FIG. 8 is an explanatory diagram showing a color reduction method by an error diffusion method according to the embodiment of the present invention.

FIG. 9 is a block diagram of a computer device according to an embodiment of the present invention.

FIG. 10 is a main part enlarged explanatory view showing a color reduction method by an error diffusion method according to the embodiment of the present invention.

FIG. 11 is an explanatory diagram of a matrix used in the error diffusion method according to the embodiment of the present invention.

[Explanation of symbols]

 DESCRIPTION OF SYMBOLS 1 Computer apparatus 10 Scanner 11 Input device 12 Storage device 13 Control part 14 Printer 15 Display part 16 Output device

Claims (8)

[Claims] 1. An arbitrary design such as a photograph, a painting, a design, etc. is taken as full-color image data from an image input means,
Alternatively, an arbitrary pattern is drawn as full-color image data by drawing means inside the computer device, and the captured or drawn full-color image data can be woven on a yarn-dyed fabric by using a multi-valued error diffusion method, so that the color can be drawn. A method of creating data of a texture point chart of a woven fabric, wherein data of the texture point chart of the woven fabric is created by reducing the number of colors to eight colors generated from three primary colors. 2. The eight reduced colors are black, white, red, blue,
2. The method according to claim 1, wherein the colors are green, yellow, cyan, and magenta. 3. An image input means for taking in an arbitrary design such as a photograph, a painting, a design or the like as full-color image data, or a drawing means for internally drawing an arbitrary design as full-color image data. And
The full-color image data created by the image input means or the drawing means is reduced to eight colors that can be woven with a yarn-dyed fabric and is created from three primary colors by using a multi-valued error diffusion method.

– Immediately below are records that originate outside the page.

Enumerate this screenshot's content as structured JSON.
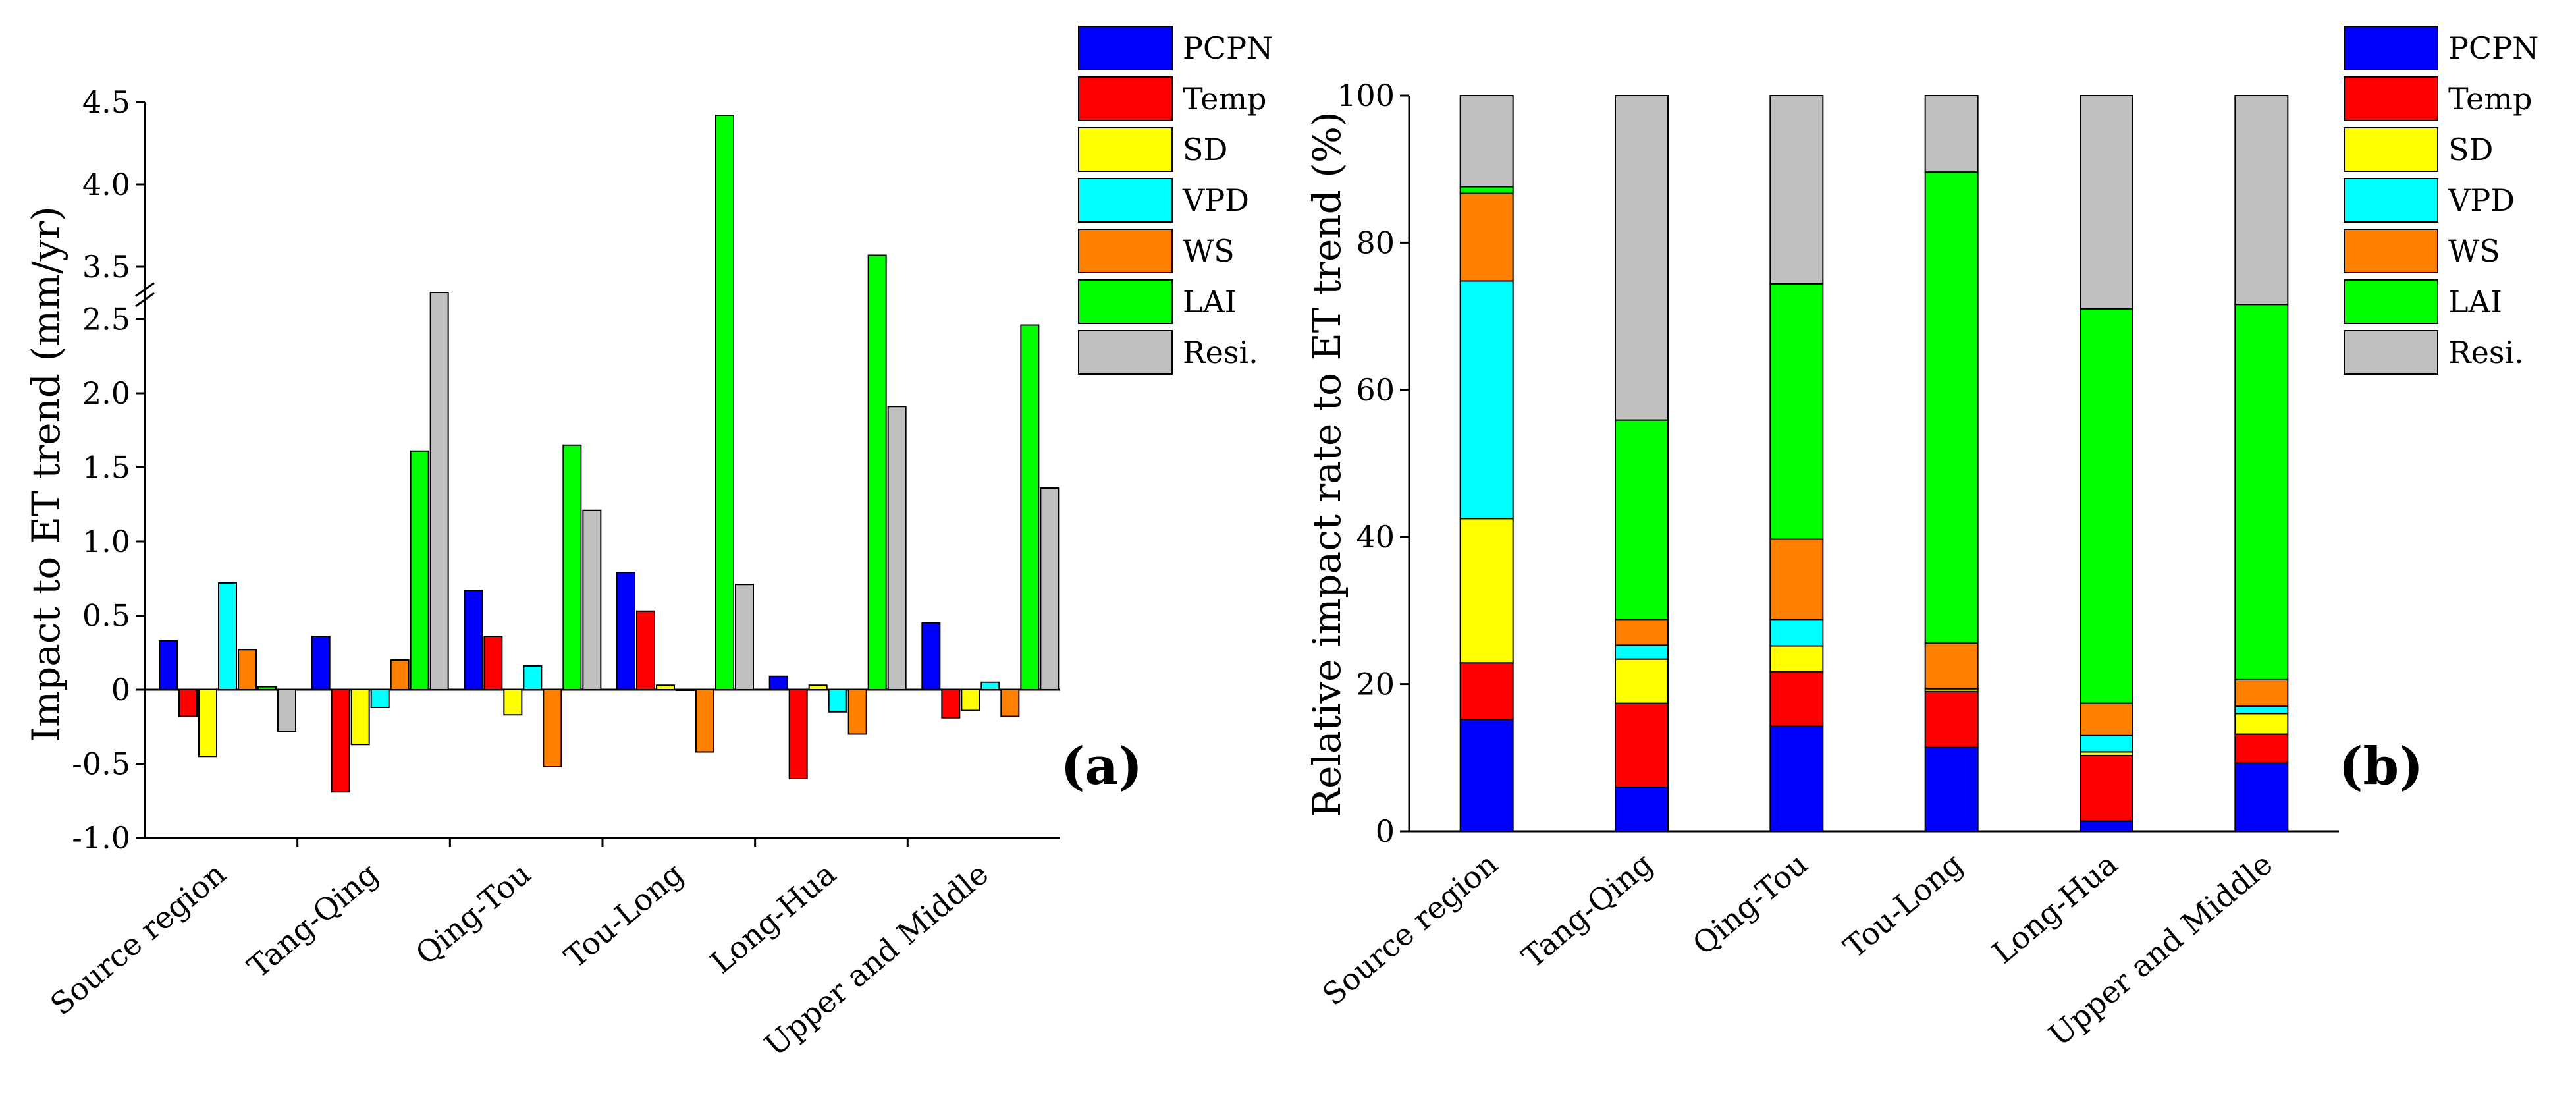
{
  "chart_data": [
    {
      "type": "bar",
      "panel_label": "(a)",
      "title": "",
      "ylabel": "Impact to ET trend (mm/yr)",
      "xlabel": "",
      "categories": [
        "Source region",
        "Tang-Qing",
        "Qing-Tou",
        "Tou-Long",
        "Long-Hua",
        "Upper and Middle"
      ],
      "ylim": [
        -1.0,
        4.5
      ],
      "axis_break": {
        "lower_max": 2.7,
        "upper_min": 3.3
      },
      "yticks_lower": [
        "-1.0",
        "-0.5",
        "0",
        "0.5",
        "1.0",
        "1.5",
        "2.0",
        "2.5"
      ],
      "yticks_upper": [
        "3.5",
        "4.0",
        "4.5"
      ],
      "legend_position": "top-right",
      "series": [
        {
          "name": "PCPN",
          "color": "#0000ff",
          "values": [
            0.33,
            0.36,
            0.67,
            0.79,
            0.09,
            0.45
          ]
        },
        {
          "name": "Temp",
          "color": "#ff0000",
          "values": [
            -0.18,
            -0.69,
            0.36,
            0.53,
            -0.6,
            -0.19
          ]
        },
        {
          "name": "SD",
          "color": "#ffff00",
          "values": [
            -0.45,
            -0.37,
            -0.17,
            0.03,
            0.03,
            -0.14
          ]
        },
        {
          "name": "VPD",
          "color": "#00ffff",
          "values": [
            0.72,
            -0.12,
            0.16,
            0.0,
            -0.15,
            0.05
          ]
        },
        {
          "name": "WS",
          "color": "#ff8000",
          "values": [
            0.27,
            0.2,
            -0.52,
            -0.42,
            -0.3,
            -0.18
          ]
        },
        {
          "name": "LAI",
          "color": "#00ff00",
          "values": [
            0.02,
            1.61,
            1.65,
            4.42,
            3.57,
            2.46
          ]
        },
        {
          "name": "Resi.",
          "color": "#c0c0c0",
          "values": [
            -0.28,
            2.68,
            1.21,
            0.71,
            1.91,
            1.36
          ]
        }
      ]
    },
    {
      "type": "bar",
      "stacked": true,
      "panel_label": "(b)",
      "title": "",
      "ylabel": "Relative impact rate to ET trend (%)",
      "xlabel": "",
      "categories": [
        "Source region",
        "Tang-Qing",
        "Qing-Tou",
        "Tou-Long",
        "Long-Hua",
        "Upper and Middle"
      ],
      "ylim": [
        0,
        100
      ],
      "yticks": [
        "0",
        "20",
        "40",
        "60",
        "80",
        "100"
      ],
      "legend_position": "top-right",
      "series": [
        {
          "name": "PCPN",
          "color": "#0000ff",
          "values": [
            15.2,
            6.0,
            14.3,
            11.4,
            1.4,
            9.3
          ]
        },
        {
          "name": "Temp",
          "color": "#ff0000",
          "values": [
            7.7,
            11.4,
            7.4,
            7.6,
            8.9,
            3.9
          ]
        },
        {
          "name": "SD",
          "color": "#ffff00",
          "values": [
            19.6,
            6.0,
            3.5,
            0.4,
            0.5,
            2.8
          ]
        },
        {
          "name": "VPD",
          "color": "#00ffff",
          "values": [
            32.3,
            1.9,
            3.6,
            0.0,
            2.2,
            1.0
          ]
        },
        {
          "name": "WS",
          "color": "#ff8000",
          "values": [
            11.9,
            3.5,
            10.9,
            6.2,
            4.4,
            3.6
          ]
        },
        {
          "name": "LAI",
          "color": "#00ff00",
          "values": [
            0.9,
            27.1,
            34.7,
            64.0,
            53.6,
            51.0
          ]
        },
        {
          "name": "Resi.",
          "color": "#c0c0c0",
          "values": [
            12.4,
            44.1,
            25.6,
            10.4,
            29.0,
            28.4
          ]
        }
      ]
    }
  ]
}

A tissue point chart data creating device for creating a texture point chart of a woven fabric. 4. The eight reduced colors are black, white, red, blue,
4. The data creating apparatus according to claim 3, wherein the data is eight colors of green, yellow, cyan, and magenta. 5. An arbitrary design such as a photograph, a painting, a design, etc., is taken in as full-color image data from an image input means,
Alternatively, an arbitrary pattern is drawn as full-color image data by drawing means inside the computer device, and the captured or drawn full-color image data can be woven on a yarn-dyed fabric by using a multi-valued error diffusion method, so that the color can be drawn. A weaving method for a woven fabric, characterized in that the data is reduced to eight colors generated from the three primary colors to create data of the texture point chart of the fabric, and the data is used to weave the fabric by a loom. 6. The eight reduced colors are black, white, red, blue,
The weaving method for a woven fabric according to claim 5, wherein the color is eight colors of green, yellow, cyan, and magenta. 7. An image input means for taking in an arbitrary design such as a photograph, a painting, a design or the like as full-color image data, or a drawing means for internally drawing an arbitrary design as full-color image data. And
The full-color image data created by the image input means or the drawing means is reduced to eight colors that can be woven with a yarn-dyed fabric and is created from three primary colors by using a multi-valued error diffusion method. And a loom for weaving a woven fabric based on the data of the organization chart created by the organization chart data creation means. 8. The eight reduced colors are black, white, red, blue,
The weaving apparatus according to claim 7, wherein the weaving apparatus has eight colors of green, yellow, cyan, and magenta.